Interactions between Eph kinases and ephrins provide a mechanism to support platelet aggregation once cell-to-cell contact has occurred.

Eph kinases are receptor tyrosine kinases whose ligands, the ephrins, are also expressed on the surface of cells. Interactions between Eph kinases and ephrins on adjacent cells play a central role in neuronal patterning and vasculogenesis. Here we examine the expression of ephrins and Eph kinases on human blood platelets and explore their role in the formation of the hemostatic plug. The results show that human platelets express EphA4 and EphB1, and the ligand, ephrinB1. Forced clustering of EphA4 or ephrinB1 led to cytoskeletal reorganization, adhesion to fibrinogen, and alpha-granule secretion.

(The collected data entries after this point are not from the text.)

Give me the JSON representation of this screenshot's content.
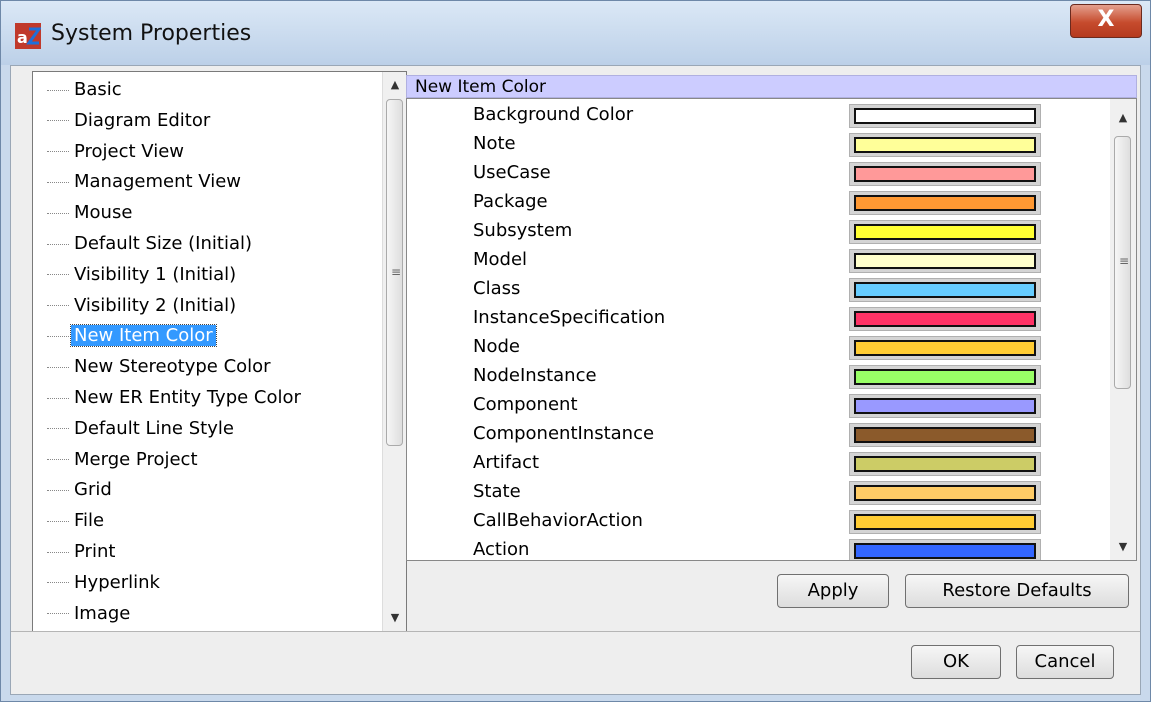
{
  "window": {
    "title": "System Properties",
    "app_icon": "astah-logo",
    "close_label": "X"
  },
  "tree": {
    "items": [
      {
        "label": "Basic"
      },
      {
        "label": "Diagram Editor"
      },
      {
        "label": "Project View"
      },
      {
        "label": "Management View"
      },
      {
        "label": "Mouse"
      },
      {
        "label": "Default Size (Initial)"
      },
      {
        "label": "Visibility 1 (Initial)"
      },
      {
        "label": "Visibility 2 (Initial)"
      },
      {
        "label": "New Item Color",
        "selected": true
      },
      {
        "label": "New Stereotype Color"
      },
      {
        "label": "New ER Entity Type Color"
      },
      {
        "label": "Default Line Style"
      },
      {
        "label": "Merge Project"
      },
      {
        "label": "Grid"
      },
      {
        "label": "File"
      },
      {
        "label": "Print"
      },
      {
        "label": "Hyperlink"
      },
      {
        "label": "Image"
      }
    ]
  },
  "panel": {
    "header": "New Item Color",
    "rows": [
      {
        "name": "Background Color",
        "color": "#ffffff"
      },
      {
        "name": "Note",
        "color": "#ffff99"
      },
      {
        "name": "UseCase",
        "color": "#ff9999"
      },
      {
        "name": "Package",
        "color": "#ff9933"
      },
      {
        "name": "Subsystem",
        "color": "#ffff33"
      },
      {
        "name": "Model",
        "color": "#ffffcc"
      },
      {
        "name": "Class",
        "color": "#66ccff"
      },
      {
        "name": "InstanceSpecification",
        "color": "#ff3366"
      },
      {
        "name": "Node",
        "color": "#ffcc33"
      },
      {
        "name": "NodeInstance",
        "color": "#99ff66"
      },
      {
        "name": "Component",
        "color": "#9999ff"
      },
      {
        "name": "ComponentInstance",
        "color": "#8b5a2b"
      },
      {
        "name": "Artifact",
        "color": "#cccc66"
      },
      {
        "name": "State",
        "color": "#ffcc66"
      },
      {
        "name": "CallBehaviorAction",
        "color": "#ffcc33"
      },
      {
        "name": "Action",
        "color": "#3366ff"
      }
    ],
    "apply_label": "Apply",
    "restore_label": "Restore Defaults"
  },
  "footer": {
    "ok_label": "OK",
    "cancel_label": "Cancel"
  }
}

Clustering of ephrinB1 also caused activation of the Ras family member, Rap1B. In platelets that had been activated by ADP and allowed to aggregate, EphA4 formed complexes with two tyrosine kinases, Fyn and Lyn, and the cell adhesion molecule, L1. Blockade of Eph/ephrin interactions prevented the formation of these complexes and caused platelet aggregation at low ADP concentrations to become more readily reversible. We propose that when sustained contacts between platelets have occurred in response to agonists such as collagen, ADP, and thrombin, the binding of ephrins to Eph kinases on adjacent platelets provides a mechanism to perpetuate signaling and promote stable platelet aggregation.

Activation of Rap1B by G(i) family members in platelets.

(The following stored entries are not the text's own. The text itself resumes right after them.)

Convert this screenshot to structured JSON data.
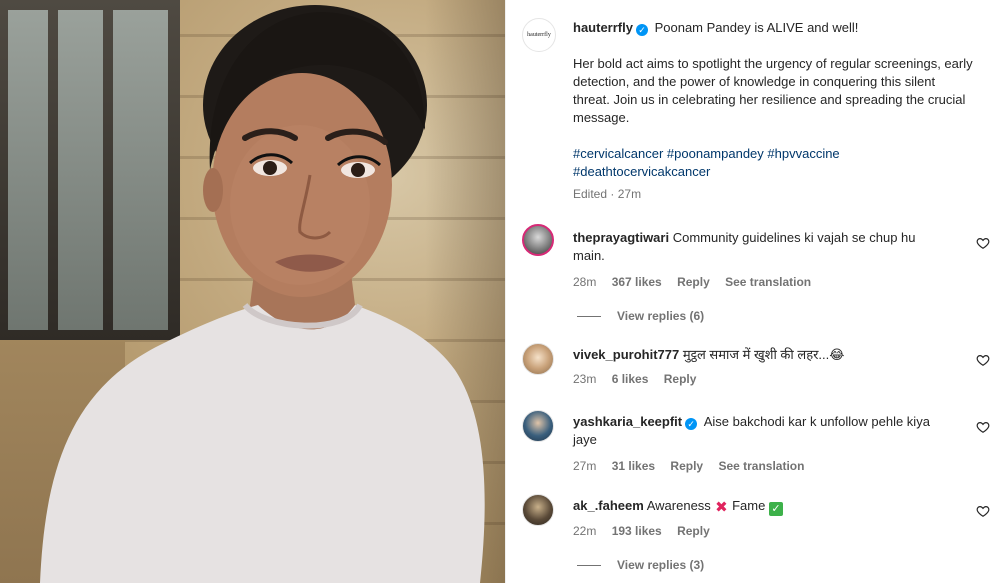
{
  "post": {
    "author": "hauterrfly",
    "avatar_text": "hauterrfly",
    "headline": "Poonam Pandey is ALIVE and well!",
    "body": "Her bold act aims to spotlight the urgency of regular screenings, early detection, and the power of knowledge in conquering this silent threat. Join us in celebrating her resilience and spreading the crucial message.",
    "hashtags_line1": "#cervicalcancer #poonampandey #hpvvaccine",
    "hashtags_line2": "#deathtocervicakcancer",
    "edited_label": "Edited",
    "time": "27m"
  },
  "comments": [
    {
      "username": "theprayagtiwari",
      "text_line1": "Community guidelines ki vajah se chup hu",
      "text_line2": "main.",
      "time": "28m",
      "likes": "367 likes",
      "reply": "Reply",
      "translate": "See translation",
      "view_replies": "View replies (6)"
    },
    {
      "username": "vivek_purohit777",
      "text": "मुट्ठल समाज में खुशी की लहर...😂",
      "time": "23m",
      "likes": "6 likes",
      "reply": "Reply"
    },
    {
      "username": "yashkaria_keepfit",
      "text_line1": "Aise bakchodi kar k unfollow pehle kiya",
      "text_line2": "jaye",
      "time": "27m",
      "likes": "31 likes",
      "reply": "Reply",
      "translate": "See translation"
    },
    {
      "username": "ak_.faheem",
      "text_part1": "Awareness",
      "text_part2": "Fame",
      "time": "22m",
      "likes": "193 likes",
      "reply": "Reply",
      "view_replies": "View replies (3)"
    }
  ],
  "icons": {
    "verified": "verified-badge-icon",
    "heart": "heart-outline-icon",
    "cross_mark": "red-x-emoji",
    "check_mark": "green-check-emoji"
  },
  "colors": {
    "verified": "#0095f6",
    "link": "#00376b",
    "muted": "#737373"
  }
}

It has become increasingly appreciated that receptors coupled to G(alpha)(i) family members can stimulate platelet aggregation, but the mechanism for this has remained unclear. One possible mediator is the small GTPase, Rap1, which has been shown to contribute to integrin activation in several cell lines and to be activated by a calcium-dependent mechanism in platelets. Here, we demonstrate that Rap1 is also activated by G(alpha)(i) family members in platelets. First, we show that platelets from mice lacking the G(alpha)(i) family member G(alpha)(z) (which couples to the alpha(2A) adrenergic receptor) are deficient in epinephrine-stimulated Rap1 activation. We also show that platelets from mice lacking G(alpha)(i2), which couples to the ADP receptor, P2Y12, exhibit reduced Rap1 activation in response to ADP. In contrast, platelets from mice that lack G(alpha)(q) show no decrease in the ability to activate Rap1 in response to epinephrine but show a partial reduction in ADP-stimulated Rap1 activation. This result, combined with studies of human platelets treated with ADP receptor-selective inhibitors, indicates that ADP-stimulated Rap1 activation in human platelets is dependent on both the G(alpha)(i)-coupled P2Y12 receptor and the G(alpha)(q)-coupled P2Y1 receptor. G(alpha)(i)-dependent activation of Rap1 in platelets does not appear to be mediated by enhanced intracellular calcium release because no increase in intracellular calcium concentration was detected in response to epinephrine and because the calcium response to ADP was not diminished in platelets from the G(alpha)(i2)-/- mouse. Finally, using human platelets treated with selective inhibitors of phosphatidylinositol 3-kinase (PI3K) and mouse platelets selectively lacking the G(beta)(gamma)-activated form of his enzyme (PI3Kgamma), we show that G(i)-mediated Rap1 activation is PI3K-dependent. In summary, activation of Rap1 can be stimulated by G(alpha)(i)- and PI3K-dependent mechanisms in platelets and by G(q)- and Ca(2+)-dependent mechanisms, both of which may play a role in promoting platelet activation.